Questa, però, sembra consapevole di tale importanza. «La gente – sottolinea infatti Marco – è riconoscente del servizio che facciamo. Mi saluta sempre e mi capita di fermarmi a bere un caffè e a scambiare una parola con le persone a cui svuoto il bidone».
Dal suo punto di vista privilegiato Marco ha parole di elogio per i cittadini, anche se qualcuno potrebbe fare di più. «I giovani sono i più bravi nel fare la differenziata – dice – e anche le utenze private in generale sono molto ligie. Per quanto riguarda quelle turistiche-commerciali c’è invece ancora un po’ di strada da fare». Mentre percorre quella che lo porta fra le vie strette dei centri storici o in pianura per lo scarico dei cassoni, Marco ha modo da un lato di conoscere posti di cui non sapeva l’esistenza («prima – ammette – non sapevo come si raggiungessero questo e quell’altro passo, ora ho la carta geografica della provincia ben chiara in testa»), dall’altro di pensare a quello che lo aspetta a Voltago. Su altre strade, sterrate o prative.
«Nel 2014 – racconta – assieme a mio padre Duilio e ai miei zii Angelo e Ilario abbiamo acquistato un trattore munito dell’attrezzatura per la pulizia dei nostri boschi; due anni dopo abbiamo fatto “l’aggiornamento” per avere più possibilità sia nella pulizia dei prati che nello sgombero neve».
Il giorno in cui ci siamo sentiti per concordare la data della chiacchierata, Marco stava «tirando i prati». Tra quelli suoi e quelli che alcuni privati gli hanno affidato ne ha otto ettari. «Sono partito con 5 mila metri quadrati attorno casa – dice – poi quando Sergio Brenna aveva la stalla con le capre e da solo non riusciva a conciliare la cura degli animali con la pulizia del prato, ho deciso di dargli una mano. In seguito lui ha chiuso, ma io ho continuato a tagliare l’erba dando poi il fieno a un’altra azienda agricola. Nel tempo altri proprietari mi hanno affidato le loro particelle per fare il fieno. Qualcuno era più restio, ma poi, quando ha visto come lavoravo, si è convinto e l’anno successivo è venuto a chiedermi se potevo segare anche la sua. Mettere su un’azienda mia? Partire da zero è troppo difficile a livello burocratico e poi a Voltago non c’è il posto».

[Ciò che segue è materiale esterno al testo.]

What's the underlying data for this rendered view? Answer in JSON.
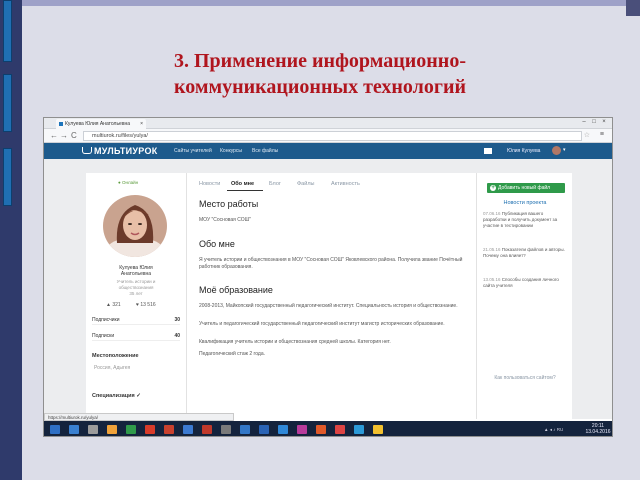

Per Marco, che da consigliere comunale si sta occupando della gestione dei boschi colpiti da Vaia e dell’idea di ripristinare la piana di Frassené, è questione di amore per il territorio. Fatica a definirlo e allora prova a tradurlo chiedendo aiuto ai sensi. «Quando taglio l’erba – dice – l’odore aleggia per giorni nel paese. Il profumo del fieno è una pacchia. Il territorio continua a cambiare: prima c’è l’erba verde e lucida, poi ingiallisce, poi spuntano i fiori, poi le andane e le balle di fieno, che mi mettono di buon umore, lo decorano, poi quando spargo il letame rimane tutto nero per 3-4 giorni e nell’aria c’è quell’odore acre che termina con il dolce». Lo si può sentire a patto che la puzza sotto il naso nel frattempo se ne sia andata.